When The Words Can't Come Out - Behavior Often, But Not Always, Speaks
There is no exact 'road map' for how the brain will respond to sexual abuse, there are a multitude of factors that come into play - the child's family situation, their own age and mental capacity, who the offender is and how the abuse is being perpetrated, just to list a few. To say that there is a 'typical' response to abuse is not only ignorant, it's also hurtful to survivors essentially shaming them for not acting the 'right' way, as if their behavior somehow lessens the impact of the abuse and puts blame on the subject of the abuse.
Yes, There Can Be No Signs
How can a child not show signs of abuse?
- The child may not know that what is happening to them is wrong, offenders often try to make such contact friendly - as part of a game
- The abuse may not hurt and therefore the child is confused about how their body is responding to stimulation
- The child is mentally blocking out the abuse - which can happen for years, even into adulthood
- The child is so concerned about the consequences of disclosing (breaking apart a family, facing the reaction of those who find out, having to go to the authorities, etc) that they go above and beyond to maintain a normal composure
We also recommend choosing other trusted adults (or responsible teen, like an older sibling or cousin) to be part of their 'body safety circle.' These people should be educated in your child's body safety rules and prepared for a possible disclosure of abuse. The reality is, children are better protected when they are surrounded by people that support body autonomy and understand how abuse is perpetrated.
Now, depending on the age your child - they may 'test' what it means when someone breaks a body safety rule. It is important to listen, respond with a calm voice, and make a decision on how to proceed with the information given. If you are unsure if you need further help, there are resources available.

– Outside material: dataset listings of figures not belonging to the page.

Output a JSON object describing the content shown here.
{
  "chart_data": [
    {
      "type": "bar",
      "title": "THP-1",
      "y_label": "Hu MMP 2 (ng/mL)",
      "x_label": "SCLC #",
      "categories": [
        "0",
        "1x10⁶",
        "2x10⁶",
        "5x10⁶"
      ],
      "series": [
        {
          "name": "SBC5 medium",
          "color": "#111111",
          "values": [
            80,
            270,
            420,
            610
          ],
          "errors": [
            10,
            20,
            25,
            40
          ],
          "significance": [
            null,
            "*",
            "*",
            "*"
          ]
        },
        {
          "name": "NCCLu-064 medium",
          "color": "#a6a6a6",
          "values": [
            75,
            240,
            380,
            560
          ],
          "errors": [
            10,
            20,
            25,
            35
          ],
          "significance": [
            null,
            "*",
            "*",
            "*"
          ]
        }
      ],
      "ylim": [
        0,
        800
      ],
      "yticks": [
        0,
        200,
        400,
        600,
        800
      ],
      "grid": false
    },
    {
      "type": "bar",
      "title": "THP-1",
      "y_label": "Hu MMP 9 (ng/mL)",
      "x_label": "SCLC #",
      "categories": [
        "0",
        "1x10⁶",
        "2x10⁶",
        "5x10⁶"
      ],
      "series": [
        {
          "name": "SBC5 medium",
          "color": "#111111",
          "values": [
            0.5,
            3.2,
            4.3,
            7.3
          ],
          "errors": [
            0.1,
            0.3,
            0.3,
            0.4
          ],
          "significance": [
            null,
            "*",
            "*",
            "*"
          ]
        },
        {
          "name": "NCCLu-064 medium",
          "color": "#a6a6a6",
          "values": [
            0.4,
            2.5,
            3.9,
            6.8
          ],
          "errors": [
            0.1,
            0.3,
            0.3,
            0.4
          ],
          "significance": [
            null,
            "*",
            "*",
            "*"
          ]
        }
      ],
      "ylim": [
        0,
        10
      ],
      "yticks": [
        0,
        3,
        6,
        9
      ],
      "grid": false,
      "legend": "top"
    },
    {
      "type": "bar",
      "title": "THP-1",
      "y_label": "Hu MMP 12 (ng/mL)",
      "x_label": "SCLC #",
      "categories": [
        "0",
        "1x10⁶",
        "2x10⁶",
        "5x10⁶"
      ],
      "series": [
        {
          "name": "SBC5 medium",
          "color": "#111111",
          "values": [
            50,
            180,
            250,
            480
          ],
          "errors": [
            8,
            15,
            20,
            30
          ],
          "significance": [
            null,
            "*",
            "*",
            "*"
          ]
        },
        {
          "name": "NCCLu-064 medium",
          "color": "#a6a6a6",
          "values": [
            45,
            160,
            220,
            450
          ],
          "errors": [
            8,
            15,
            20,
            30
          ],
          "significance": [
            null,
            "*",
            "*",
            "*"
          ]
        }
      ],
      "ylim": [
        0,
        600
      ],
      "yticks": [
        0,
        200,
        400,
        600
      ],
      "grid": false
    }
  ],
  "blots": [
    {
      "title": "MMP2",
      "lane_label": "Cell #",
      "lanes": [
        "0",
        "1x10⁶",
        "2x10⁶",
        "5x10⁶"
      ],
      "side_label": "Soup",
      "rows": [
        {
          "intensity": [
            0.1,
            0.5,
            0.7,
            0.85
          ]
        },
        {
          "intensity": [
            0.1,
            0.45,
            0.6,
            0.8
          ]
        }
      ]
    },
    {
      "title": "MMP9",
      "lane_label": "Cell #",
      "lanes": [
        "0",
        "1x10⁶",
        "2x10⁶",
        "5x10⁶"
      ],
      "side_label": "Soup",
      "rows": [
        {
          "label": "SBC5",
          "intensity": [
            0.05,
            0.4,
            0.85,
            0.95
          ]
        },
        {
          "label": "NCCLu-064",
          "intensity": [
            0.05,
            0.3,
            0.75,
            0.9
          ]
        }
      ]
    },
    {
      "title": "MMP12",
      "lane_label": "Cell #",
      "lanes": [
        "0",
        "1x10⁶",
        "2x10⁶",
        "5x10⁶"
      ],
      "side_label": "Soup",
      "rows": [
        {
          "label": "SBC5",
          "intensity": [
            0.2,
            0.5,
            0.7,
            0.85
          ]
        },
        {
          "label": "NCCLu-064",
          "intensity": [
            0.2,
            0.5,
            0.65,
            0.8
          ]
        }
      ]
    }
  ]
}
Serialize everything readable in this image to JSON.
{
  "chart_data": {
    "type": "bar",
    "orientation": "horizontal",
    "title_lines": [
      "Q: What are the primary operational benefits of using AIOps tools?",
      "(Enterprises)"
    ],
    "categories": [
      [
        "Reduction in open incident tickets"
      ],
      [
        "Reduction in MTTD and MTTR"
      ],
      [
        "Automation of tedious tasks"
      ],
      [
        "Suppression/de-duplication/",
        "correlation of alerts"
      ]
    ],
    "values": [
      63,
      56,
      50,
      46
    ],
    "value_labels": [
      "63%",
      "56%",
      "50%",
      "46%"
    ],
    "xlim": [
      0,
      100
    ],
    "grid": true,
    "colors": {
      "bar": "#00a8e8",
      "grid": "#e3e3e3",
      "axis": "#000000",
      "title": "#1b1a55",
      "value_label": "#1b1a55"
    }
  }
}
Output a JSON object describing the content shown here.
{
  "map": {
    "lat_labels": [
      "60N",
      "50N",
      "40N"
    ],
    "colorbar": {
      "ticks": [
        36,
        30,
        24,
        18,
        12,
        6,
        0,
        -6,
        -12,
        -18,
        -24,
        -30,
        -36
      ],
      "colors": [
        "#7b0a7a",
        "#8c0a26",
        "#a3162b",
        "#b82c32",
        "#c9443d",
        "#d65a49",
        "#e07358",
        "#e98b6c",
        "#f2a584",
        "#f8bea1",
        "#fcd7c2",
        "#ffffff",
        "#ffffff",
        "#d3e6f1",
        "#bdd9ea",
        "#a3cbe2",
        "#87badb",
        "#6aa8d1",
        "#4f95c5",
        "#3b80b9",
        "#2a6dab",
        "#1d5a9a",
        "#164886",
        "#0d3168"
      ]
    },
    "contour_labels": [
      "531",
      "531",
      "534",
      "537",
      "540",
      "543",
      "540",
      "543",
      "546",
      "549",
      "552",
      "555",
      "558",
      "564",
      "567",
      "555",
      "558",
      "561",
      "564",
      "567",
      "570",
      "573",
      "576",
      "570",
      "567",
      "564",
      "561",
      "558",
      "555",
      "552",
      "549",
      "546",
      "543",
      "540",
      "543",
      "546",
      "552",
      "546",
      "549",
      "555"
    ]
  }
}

- Fear of that person or place where the abuser occurred, sometimes a child may fear a certain gender or people with similar attributes/behaviors
- Child is overly obedient (possibly not just with their abuser), child may be under the control of their abuser - not allowed to socialize with others
- Nightmares or bedwetting
- Over-dressing and/or demanding extreme privacy when changing or using the bathroom A child may want to wear extra underwear or dress in baggy clothes to cover their body to minimize attention and increase protection from an abuser
- Fear for their family or other loved ones, becoming clingy, not wanting to be alone, lacking confidence in new situations
- Self-soothing behaviors - thumbsucking, rocking, needing a comfort blanket/animal
- Running away
- Aggression toward others, animals, or destruction of property
- Self harm - cutting, hair pulling
- Anger directed toward those they feel should be protecting them - ex. a child may claim his parents don't love him because they do not suspect anything
Depression & Low Self Esteem
- Withdrawal from friends, family, schoolwork and activities they once enjoyed
- Sleeping often throughout the day
- Talks in a disparaging way about themselves
- Drawn to friendships/relationships where they are mistreated
- Substance abuse
- Suicide/attempted suicide
- Striving for perfection in school or extra curricular activities/sports
- Developing an eating disorder
- Excessively washes self or other compulsive behavior
- Struggling to focus in school or in regular conversation
- Becomes easily startled and may become emotional
- Young children talking sexually, kissing with open mouth/tongue, acting out sexually with oneself, others, with toys, in drawings etc
- Children that compulsively masturbate, exhibit signs of pornography addiction
- Children that openly and/or frequently perform sex acts with their peers or adults, possibly prostituting themselves or falling prey to a trafficker
- Abrasions, redness, swelling, bruising or itching of the genitals, anus or the mouth
- Urinary tract infection, sexually transmitted disease
- Stomach aches
- Panic Attacks
When Children Want to Tell
- A ten year old boy that told his mother his butt was hurting when he'd go to the bathroom, he would later disclose to friends at school that he had been raped
- A girl who told her mother that her teenage male cousin was 'weird', it would take more than ten years for her and her sister to tell that he had been molesting them during family gatherings
- A young girl who told her parents that her uncle touched her cookie - it would turn out that 'cookie' was a word he had taught her to call her vulva.
When a Child Recants a Disclosure
Out of all sexual offenders, very few will be reported to the authorities, even less will be charged, and only a small fraction of all abusers will face a conviction - yet, it has been estimated that less than 1% of sexual abuse disclosed by children is false.
Cases that involve custody disputes are often handled in family court, and do not receive the same type of investigation as non-custodial offenders. Children and non-offending parents in such cases rely on social workers and have to pay for their own legal representation and expert analysis by therapists or guardian ad litems (GALs). There is growing evidence that non-offending parents are systematically being suspected of 'parental alienation', which has resulted in children being put in to the custody of the offending parent.
Know the risk, talk about body safety - with kids and other adults.
Pay attention to situations that give offenders opportunity. Look for potential signs of abusers and abuse in children.
Speak up when a situation puts a child at risk. Believe the child. Support the child - even when others would prefer to deny or minimize the impact of abuse. Report abuse.